What the USCCB really needs to be careful of is that their chutzpa is going to backfire on them and more and more people, both Catholics and non Catholics, will start asking questions like Aileen points out in the above. Questions such as why Catholic hospitals are allowed to function as health care theocracies under the control of a bishop. Or questions about why employees are expected to sign their rights away as employees just because they draw a paycheck from a Catholic institution--and in most cases Catholic institutions which take government money. Or why some dioceses are getting away with demanding loyalty oaths of all their employees such as is the case in Bishop Vasa's Diocese of Santa Rosa, CA. America Magazine has a thought provoking essay by John Coleman SJ about this whole concept of loyalty oaths. In Vasa's case his oath is truly remarkable in it's language and the totality of what it covers. Here is a snippet on abortion:
"I do not recognize the legitimacy of anyone's claim to a moral right to form their own conscience on this matter. I am not pro-choice. I further attest that I am not affiliated with, nor supportive of any organization which supports, encourages, provides or otherwise endorses abortion or euthanasia."
That language is...is...well, it's over the top. Who takes an oath that denies another person's legitimate right to form their own conscience on the matter of abortion or euthanasia? This sentence is obviously intended to undercut the position of any pro choice politician and enhance Vasa's campaign to deny them communion. It also asks Catholics swear to deny a core teaching of Vatican II on the supremacy of personal conscience. And then who knows for sure whether or not they are affiliated with an organization which supports, encourages, provides or otherwise endorses abortion or euthanasia? Even the USCCB would have failed this one and according that failed USCCB, even the Girl Scouts don't pass muster.

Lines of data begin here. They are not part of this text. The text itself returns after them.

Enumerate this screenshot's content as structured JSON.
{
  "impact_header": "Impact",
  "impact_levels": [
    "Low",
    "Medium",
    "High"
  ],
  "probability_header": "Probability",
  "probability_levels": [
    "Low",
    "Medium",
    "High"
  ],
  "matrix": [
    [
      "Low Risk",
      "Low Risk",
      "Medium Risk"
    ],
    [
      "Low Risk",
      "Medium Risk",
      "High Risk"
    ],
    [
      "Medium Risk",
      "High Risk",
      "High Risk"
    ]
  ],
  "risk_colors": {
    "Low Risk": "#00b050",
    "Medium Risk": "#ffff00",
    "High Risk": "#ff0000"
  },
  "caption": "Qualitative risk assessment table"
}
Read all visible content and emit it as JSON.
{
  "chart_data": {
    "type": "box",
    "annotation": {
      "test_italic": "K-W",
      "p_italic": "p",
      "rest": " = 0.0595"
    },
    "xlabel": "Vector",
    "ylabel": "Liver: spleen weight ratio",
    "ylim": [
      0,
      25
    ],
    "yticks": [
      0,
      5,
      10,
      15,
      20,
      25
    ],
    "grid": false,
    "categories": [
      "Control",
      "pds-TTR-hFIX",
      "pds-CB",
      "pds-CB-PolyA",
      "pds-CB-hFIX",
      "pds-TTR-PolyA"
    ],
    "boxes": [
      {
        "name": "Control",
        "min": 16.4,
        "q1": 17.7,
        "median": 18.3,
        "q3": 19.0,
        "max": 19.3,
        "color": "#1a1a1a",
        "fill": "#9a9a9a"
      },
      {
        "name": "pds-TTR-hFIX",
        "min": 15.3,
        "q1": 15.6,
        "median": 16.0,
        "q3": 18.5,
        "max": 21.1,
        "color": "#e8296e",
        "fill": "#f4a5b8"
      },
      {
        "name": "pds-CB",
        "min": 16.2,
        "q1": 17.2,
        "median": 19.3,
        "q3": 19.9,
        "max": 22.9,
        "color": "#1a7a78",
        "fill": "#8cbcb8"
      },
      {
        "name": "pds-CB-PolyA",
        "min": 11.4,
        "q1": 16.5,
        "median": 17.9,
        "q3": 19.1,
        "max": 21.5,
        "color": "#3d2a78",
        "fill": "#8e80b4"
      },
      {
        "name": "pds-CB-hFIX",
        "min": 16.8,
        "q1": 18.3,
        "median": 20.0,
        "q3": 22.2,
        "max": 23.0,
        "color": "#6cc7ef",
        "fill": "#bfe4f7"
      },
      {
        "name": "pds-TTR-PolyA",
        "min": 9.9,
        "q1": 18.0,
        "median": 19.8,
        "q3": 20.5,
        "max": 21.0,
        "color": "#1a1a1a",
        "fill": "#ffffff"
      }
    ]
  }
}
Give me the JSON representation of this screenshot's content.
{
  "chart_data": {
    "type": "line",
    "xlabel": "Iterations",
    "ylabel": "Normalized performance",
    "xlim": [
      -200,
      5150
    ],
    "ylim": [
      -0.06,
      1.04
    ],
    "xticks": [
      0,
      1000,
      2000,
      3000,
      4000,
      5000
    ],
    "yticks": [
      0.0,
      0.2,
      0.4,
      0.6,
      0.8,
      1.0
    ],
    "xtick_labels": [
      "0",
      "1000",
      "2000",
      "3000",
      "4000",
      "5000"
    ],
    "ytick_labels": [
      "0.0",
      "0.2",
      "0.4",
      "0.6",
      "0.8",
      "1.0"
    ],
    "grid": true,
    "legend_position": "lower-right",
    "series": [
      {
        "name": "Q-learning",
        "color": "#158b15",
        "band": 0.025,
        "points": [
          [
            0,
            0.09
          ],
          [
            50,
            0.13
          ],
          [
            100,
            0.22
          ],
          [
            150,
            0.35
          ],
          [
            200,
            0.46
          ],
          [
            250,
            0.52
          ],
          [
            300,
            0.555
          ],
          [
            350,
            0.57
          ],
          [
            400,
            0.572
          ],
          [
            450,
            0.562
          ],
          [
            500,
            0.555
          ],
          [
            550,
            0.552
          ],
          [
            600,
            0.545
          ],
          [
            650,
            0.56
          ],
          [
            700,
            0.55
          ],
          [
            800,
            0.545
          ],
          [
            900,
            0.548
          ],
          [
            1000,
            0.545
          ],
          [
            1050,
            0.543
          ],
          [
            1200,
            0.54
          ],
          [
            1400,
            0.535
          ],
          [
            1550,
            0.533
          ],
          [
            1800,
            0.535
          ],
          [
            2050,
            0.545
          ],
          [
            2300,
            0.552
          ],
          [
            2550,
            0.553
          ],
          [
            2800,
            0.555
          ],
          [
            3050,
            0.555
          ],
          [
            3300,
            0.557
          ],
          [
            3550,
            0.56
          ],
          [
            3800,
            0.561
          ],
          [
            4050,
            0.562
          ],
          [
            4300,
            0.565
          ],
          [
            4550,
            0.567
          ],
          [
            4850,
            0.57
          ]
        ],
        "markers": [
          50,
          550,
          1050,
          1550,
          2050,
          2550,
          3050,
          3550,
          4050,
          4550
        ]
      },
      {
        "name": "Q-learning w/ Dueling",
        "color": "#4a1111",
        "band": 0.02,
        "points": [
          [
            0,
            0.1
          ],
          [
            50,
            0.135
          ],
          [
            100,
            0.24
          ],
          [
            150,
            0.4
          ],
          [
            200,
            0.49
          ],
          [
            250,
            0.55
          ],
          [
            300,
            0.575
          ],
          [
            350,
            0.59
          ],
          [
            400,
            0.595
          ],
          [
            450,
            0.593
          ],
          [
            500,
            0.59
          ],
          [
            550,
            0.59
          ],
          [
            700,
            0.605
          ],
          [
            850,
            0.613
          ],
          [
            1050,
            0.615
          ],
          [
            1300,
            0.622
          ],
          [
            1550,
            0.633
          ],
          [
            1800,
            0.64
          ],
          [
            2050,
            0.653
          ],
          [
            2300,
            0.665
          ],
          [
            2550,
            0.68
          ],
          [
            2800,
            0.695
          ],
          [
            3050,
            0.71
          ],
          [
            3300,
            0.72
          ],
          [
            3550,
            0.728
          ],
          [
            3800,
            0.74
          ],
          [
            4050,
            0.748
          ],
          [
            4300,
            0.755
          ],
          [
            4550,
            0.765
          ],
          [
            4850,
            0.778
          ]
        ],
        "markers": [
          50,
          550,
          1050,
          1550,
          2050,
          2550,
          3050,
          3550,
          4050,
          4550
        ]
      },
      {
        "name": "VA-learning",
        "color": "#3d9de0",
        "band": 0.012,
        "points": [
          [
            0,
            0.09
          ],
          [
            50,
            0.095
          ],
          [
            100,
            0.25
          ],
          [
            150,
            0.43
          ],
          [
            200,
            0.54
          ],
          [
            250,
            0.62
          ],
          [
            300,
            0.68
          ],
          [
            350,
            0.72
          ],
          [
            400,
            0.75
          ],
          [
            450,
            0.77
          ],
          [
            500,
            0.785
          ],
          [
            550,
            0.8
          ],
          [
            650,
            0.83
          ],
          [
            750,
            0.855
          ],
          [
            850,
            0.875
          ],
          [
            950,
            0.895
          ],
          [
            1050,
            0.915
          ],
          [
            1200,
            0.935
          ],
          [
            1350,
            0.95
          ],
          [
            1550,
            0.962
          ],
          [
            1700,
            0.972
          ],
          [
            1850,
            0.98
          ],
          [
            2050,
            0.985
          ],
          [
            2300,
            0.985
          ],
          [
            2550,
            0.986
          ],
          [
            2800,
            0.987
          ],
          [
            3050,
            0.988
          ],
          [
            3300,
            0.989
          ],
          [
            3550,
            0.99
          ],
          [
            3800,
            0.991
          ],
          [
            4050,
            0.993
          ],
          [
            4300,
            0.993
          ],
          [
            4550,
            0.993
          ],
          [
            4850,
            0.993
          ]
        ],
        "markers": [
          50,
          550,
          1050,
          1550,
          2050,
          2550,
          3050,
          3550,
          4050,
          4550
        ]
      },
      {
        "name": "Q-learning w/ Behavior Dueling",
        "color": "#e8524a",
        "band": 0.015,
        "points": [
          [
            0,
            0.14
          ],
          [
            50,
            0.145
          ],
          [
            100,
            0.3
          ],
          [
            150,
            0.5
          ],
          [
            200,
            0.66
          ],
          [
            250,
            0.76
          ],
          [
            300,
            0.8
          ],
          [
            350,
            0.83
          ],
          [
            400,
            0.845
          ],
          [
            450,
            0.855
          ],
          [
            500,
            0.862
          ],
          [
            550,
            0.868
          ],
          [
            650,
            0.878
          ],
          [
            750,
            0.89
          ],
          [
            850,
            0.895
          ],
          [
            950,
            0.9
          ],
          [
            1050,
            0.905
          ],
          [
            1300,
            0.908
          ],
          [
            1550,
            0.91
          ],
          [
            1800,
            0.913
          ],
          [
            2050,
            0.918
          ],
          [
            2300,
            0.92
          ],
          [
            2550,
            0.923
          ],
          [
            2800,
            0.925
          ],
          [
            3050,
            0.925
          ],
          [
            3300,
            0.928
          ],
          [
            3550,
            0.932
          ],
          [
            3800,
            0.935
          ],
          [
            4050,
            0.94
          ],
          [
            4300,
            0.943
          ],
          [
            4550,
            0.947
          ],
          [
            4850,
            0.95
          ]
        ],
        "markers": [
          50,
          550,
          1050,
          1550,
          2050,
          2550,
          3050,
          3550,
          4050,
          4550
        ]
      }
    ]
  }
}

Bishop Vasa is a very good example of what the forces who actually control the Vatican intend for US Catholics. He is demanding Catholics exchange a form of Catholic fascism for their rights as American citizens. The USCCB is pursuing the same path with their Fortnight for Freedom by defining themselves and their institutional conscience as somehow transcendant over, or the exception to, commonly accepted lines of demarcation between Church and State in the US. It's really just unimaginable hubris and utterly demeaning to the faith of many Catholics.
Unfortunately it's also a clear and present danger to American democracy for in reality the Vasa's of the Catholic bishops and the Carl Anderson's of the moneyed Catholic world are asking American Catholics to put Vatican prerogatives ahead of their duties as American citizens. I don't really believe this has anything to do with religious freedom or abortion or contraception or sterilization. I think it's just another avenue being used by really wealthy people to make sure they stay really wealthy people. If it means keeping some of our Catholic bishops living really wealthy life styles than that's a small price to pay for their purported influence with 65 million American voters. I don't think 2000 faithful adherents is what these bishop backers had in mind. In fact I think the real effect of the Fortnight for Freedom is swinging the other way, and that's a good thing for our democracy, if a not so good thing for a Catholic theocracy.